Lo ammetterò, questa volta, almeno a me stessa?
Che è successo ancora?
Che bramo quelle labbra e quel pericolo che si schiudano sul mio respiro agitato,
che manca poco al salto nel buio delle luci psichedeliche e nei tuoni nelle orecchie, nel mezzo delle mosse stupide e di quelle riuscite bene.
Forse dichiarerò a me stessa che lo voglio ancora. Nuovi orizzonti che non sono apparsi alla mia vista, che improvvisamente desidero. Nuovi tasselli di un mosaico da incollare sul cemento bagnato.
E si susseguiranno i recapiti, gli abiti consumati e le confessioni con le croci in mano. Attaccati al petto. Che in fondo, non vogliamo lasciarle andare.
Battere nuove terre biforcate per perdersi di più.
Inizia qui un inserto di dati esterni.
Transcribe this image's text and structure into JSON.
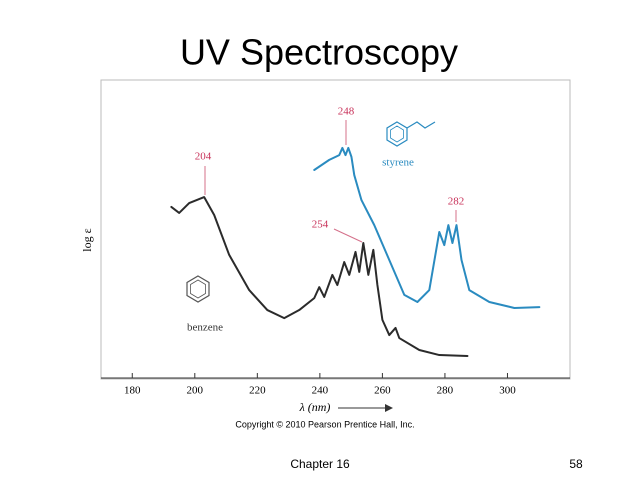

Che una sola strada, non c’è mai stata.
Incontri che non ricordavo, deja vù.
Da ubriachi i nostri racconti erano, tutto a un tratto, interessanti. Tutto a un tratto vicini.
Ed erano bellissimi i suoi colori ed odori che erano solo per me.
Il giorno dopo a combattere i sensi di colpa. A farsi vincere da essi.
I sorrisi che mi inseguivano.
Cercare di rimuoverli dall’albo della storia con chiamate elettroniche, ma non funziona granchè.
E dopo un rotolo di giorni i miei odori e colori erano solo per lui.
E lui lo sapeva.
Ma in giro c’erano carni facili e sudate.
Mi piaceva.
Mi piaceva che avesse tanto un animo inquieto quanto il mio.